The deal, valued at up to US $1.1 billion, was disclosed as Novartis highlighted its R&D pipeline and mid-term growth strategy at an investor event.
The acquisition will significantly enhance Novartis’ gene therapy portfolio, particularly in the fields of neurology and gene-based treatments, two core areas of the company’s research focus.
Kate Therapeutics’ pipeline, which is still in the preclinical stage, includes promising gene therapy candidates for DMD, facioscapulohumeral dystrophy (FSHD), and myotonic dystrophy type 1 (DM1), as well as therapies targeting heart diseases.
Kate, founded in 2023, has quickly garnered attention for its innovative DELIVER platform, which generates gene therapy capsids designed to target muscle and heart cells while avoiding the liver.
The platform’s most advanced candidate, KT809, is aimed at DMD, a severe genetic disorder that leads to progressive muscle weakness and is caused by a deficiency in the dystrophin protein.
According to early lab results, KT809 shows potential for delivering higher and more uniform expression of microdystrophin in both skeletal muscle and heart tissue than current treatments, and it does so with lower doses than competing gene therapies.

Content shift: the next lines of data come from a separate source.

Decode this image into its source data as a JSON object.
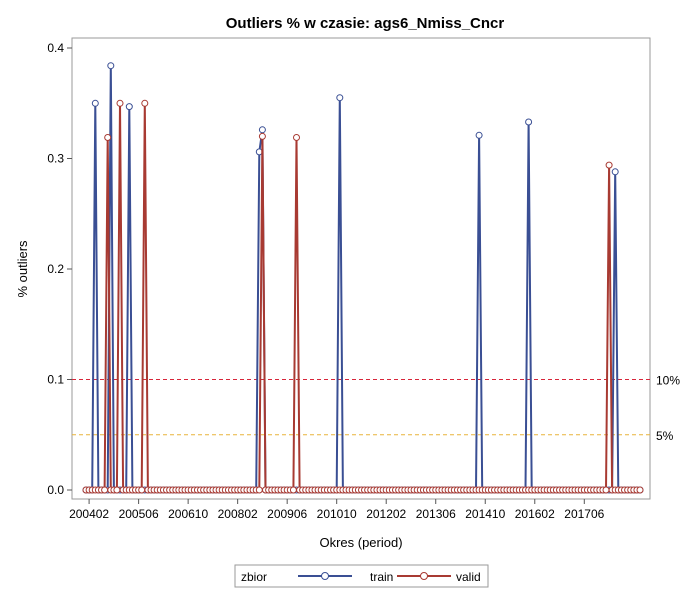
{
  "chart_data": {
    "type": "line",
    "title": "Outliers % w czasie: ags6_Nmiss_Cncr",
    "xlabel": "Okres (period)",
    "ylabel": "% outliers",
    "ylim": [
      0,
      0.4
    ],
    "yticks": [
      "0.0",
      "0.1",
      "0.2",
      "0.3",
      "0.4"
    ],
    "xticks": [
      "200402",
      "200506",
      "200610",
      "200802",
      "200906",
      "201010",
      "201202",
      "201306",
      "201410",
      "201602",
      "201706"
    ],
    "x_start": "2004-01",
    "x_end": "2018-12",
    "grid": false,
    "legend_title": "zbior",
    "reference_lines": [
      {
        "value": 0.1,
        "label": "10%",
        "color": "#d8263a"
      },
      {
        "value": 0.05,
        "label": "5%",
        "color": "#e8b43a"
      }
    ],
    "series": [
      {
        "name": "train",
        "color": "#3a4f94",
        "peaks": [
          {
            "x": "2004-04",
            "y": 0.35
          },
          {
            "x": "2004-09",
            "y": 0.384
          },
          {
            "x": "2005-03",
            "y": 0.347
          },
          {
            "x": "2008-09",
            "y": 0.306
          },
          {
            "x": "2008-10",
            "y": 0.326
          },
          {
            "x": "2010-11",
            "y": 0.355
          },
          {
            "x": "2014-08",
            "y": 0.321
          },
          {
            "x": "2015-12",
            "y": 0.333
          },
          {
            "x": "2018-04",
            "y": 0.288
          }
        ]
      },
      {
        "name": "valid",
        "color": "#a83a32",
        "peaks": [
          {
            "x": "2004-08",
            "y": 0.319
          },
          {
            "x": "2004-12",
            "y": 0.35
          },
          {
            "x": "2005-08",
            "y": 0.35
          },
          {
            "x": "2008-10",
            "y": 0.32
          },
          {
            "x": "2009-09",
            "y": 0.319
          },
          {
            "x": "2018-02",
            "y": 0.294
          }
        ]
      }
    ]
  }
}
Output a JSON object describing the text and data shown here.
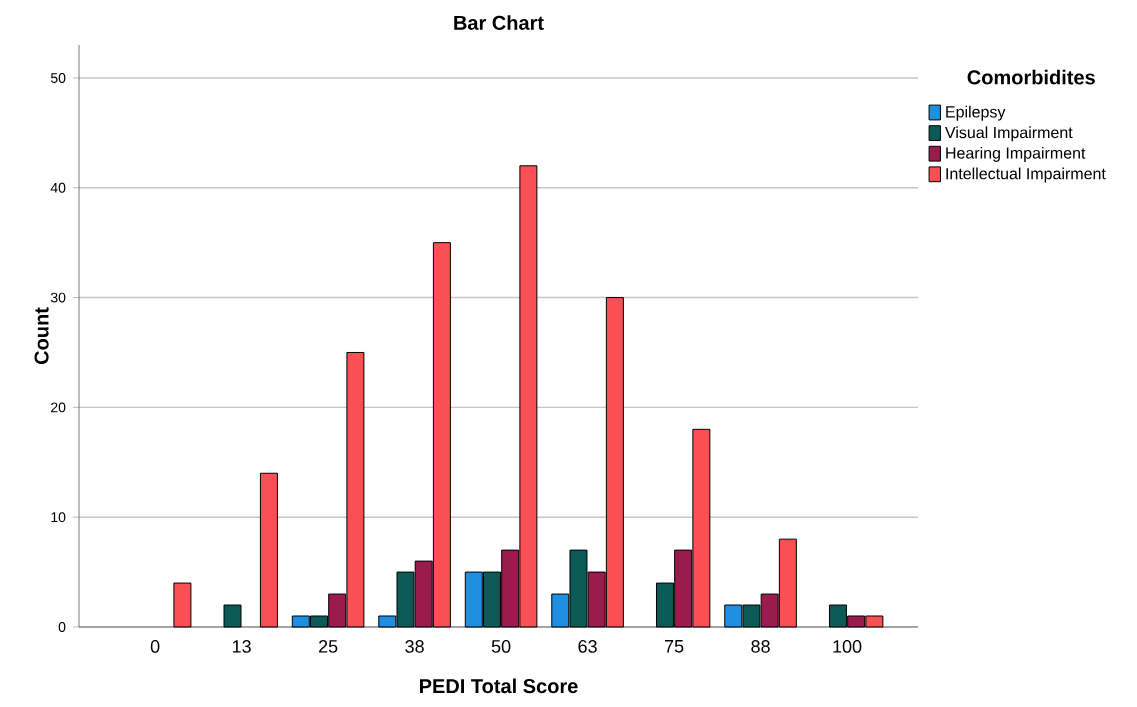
{
  "chart_data": {
    "type": "bar",
    "title": "Bar Chart",
    "xlabel": "PEDI Total Score",
    "ylabel": "Count",
    "legend_title": "Comorbidites",
    "categories": [
      "0",
      "13",
      "25",
      "38",
      "50",
      "63",
      "75",
      "88",
      "100"
    ],
    "series": [
      {
        "name": "Epilepsy",
        "color": "#1e8fe1",
        "values": [
          null,
          null,
          1,
          1,
          5,
          3,
          null,
          2,
          null
        ]
      },
      {
        "name": "Visual Impairment",
        "color": "#0b5a58",
        "values": [
          null,
          2,
          1,
          5,
          5,
          7,
          4,
          2,
          2
        ]
      },
      {
        "name": "Hearing Impairment",
        "color": "#9a1b4e",
        "values": [
          null,
          null,
          3,
          6,
          7,
          5,
          7,
          3,
          1
        ]
      },
      {
        "name": "Intellectual Impairment",
        "color": "#f94f55",
        "values": [
          4,
          14,
          25,
          35,
          42,
          30,
          18,
          8,
          1
        ]
      }
    ],
    "ylim": [
      0,
      53
    ],
    "yticks": [
      0,
      10,
      20,
      30,
      40,
      50
    ],
    "grid": "y",
    "legend": "right"
  }
}
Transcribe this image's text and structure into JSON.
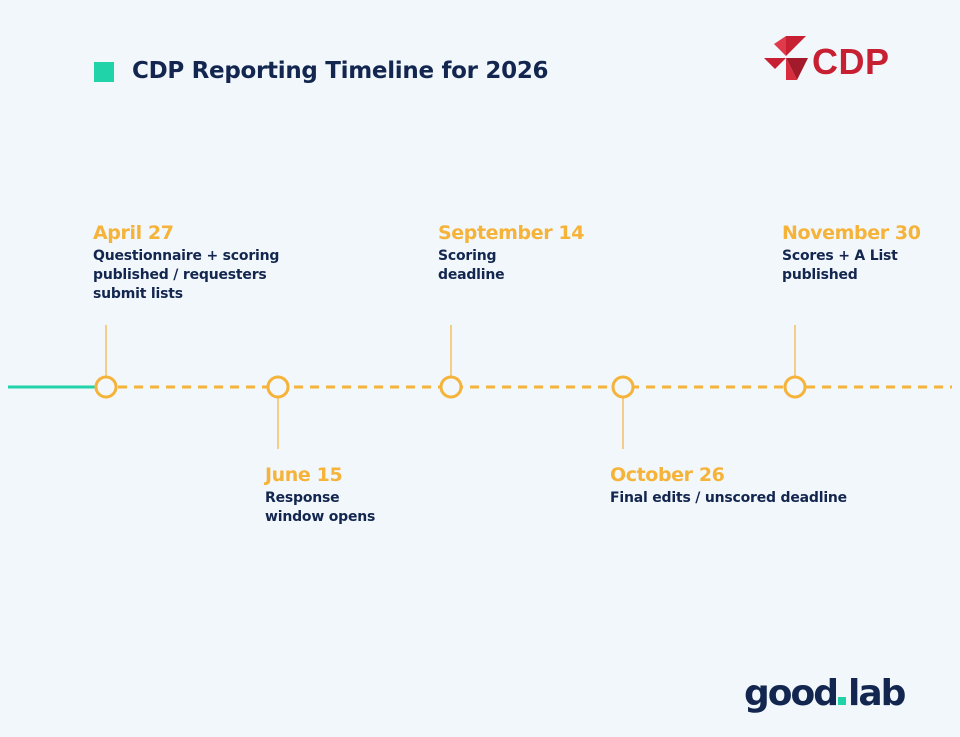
{
  "title": "CDP Reporting Timeline for 2026",
  "brand": {
    "cdp_text": "CDP",
    "goodlab_part1": "good",
    "goodlab_part2": "lab"
  },
  "colors": {
    "accent_teal": "#20d3a8",
    "date_orange": "#f5b33a",
    "text_navy": "#13264f",
    "cdp_red": "#c72033",
    "background": "#f2f7fc"
  },
  "milestones": [
    {
      "date": "April 27",
      "lines": [
        "Questionnaire + scoring",
        "published / requesters",
        "submit lists"
      ],
      "side": "above"
    },
    {
      "date": "June 15",
      "lines": [
        "Response",
        "window opens"
      ],
      "side": "below"
    },
    {
      "date": "September 14",
      "lines": [
        "Scoring",
        "deadline"
      ],
      "side": "above"
    },
    {
      "date": "October 26",
      "lines": [
        "Final edits / unscored deadline"
      ],
      "side": "below"
    },
    {
      "date": "November 30",
      "lines": [
        "Scores + A List",
        "published"
      ],
      "side": "above"
    }
  ]
}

Sharif Tabebordbar, Kate’s co-founder and chief scientific officer, presented these findings earlier this year at the American Society of Gene and Cell Therapy (ASGCT) conference.
He explained the advantage of their approach, stating: “First-generation gene therapies for DMD use very high doses of naturally occurring capsids that primarily target the liver, and promoters that are more active in skeletal muscle than heart in primates.
In contrast, we have developed a DMD gene therapy candidate that potently, uniformly, and selectively expresses high levels of microdystrophin in both skeletal muscle and heart, which are the major affected organs in the disease, while avoiding off-target tissues like the liver.”
The acquisition also positions Novartis to compete in the rapidly growing DMD gene therapy market.
In 2024, Sarepta’s Elevidys became the first FDA-approved gene therapy for DMD, with impressive sales of US $181 million in the third quarter alone.
Strong presence in the gene therapy space
Novartis already has a strong presence in the gene therapy space, particularly with Zolgensma (onasemnogene abeparvovec), a treatment for spinal muscular atrophy (SMA).
The therapy has treated over 3,400 patients globally and generated US $308 million in sales during Q3 2024. Novartis also has more than 20 other gene therapy candidates in its pipeline.
Fiona Marshall, President of Biomedical Research at Novartis, expressed confidence in Kate’s scientific potential, stating, “We have been highly impressed with the rigour and potential of Kate’s science, and we are confident this acquisition will further enhance our ability to bring forward new therapeutic options for patients living with neuromuscular diseases.”
Kate’s two most advanced gene therapy programs focus on DMD and X-linked myotubular myopathy, a rare genetic disorder that affects muscle strength.
The latter program has been developed in partnership with Astellas Pharma, Japan’s second-largest drugmaker.
This deal builds on a broader strategy by Novartis, which has been increasing its presence in gene therapies and other emerging technologies through acquisitions.
In 2023, the company also acquired DTx Pharma, a startup focused on RNA-based treatments for neurological diseases, in a US $500 million deal.
In recent years, Novartis has made several high-profile acquisitions, including the US $1 billion purchase of Mariana Oncology, a radiopharmaceutical developer, and the US $3.5 billion acquisition of kidney disease drugmaker Chinook Therapeutics.
These moves reflect the company’s ongoing commitment to expanding its R&D capabilities and strengthening its portfolio of innovative therapies for rare and complex diseases.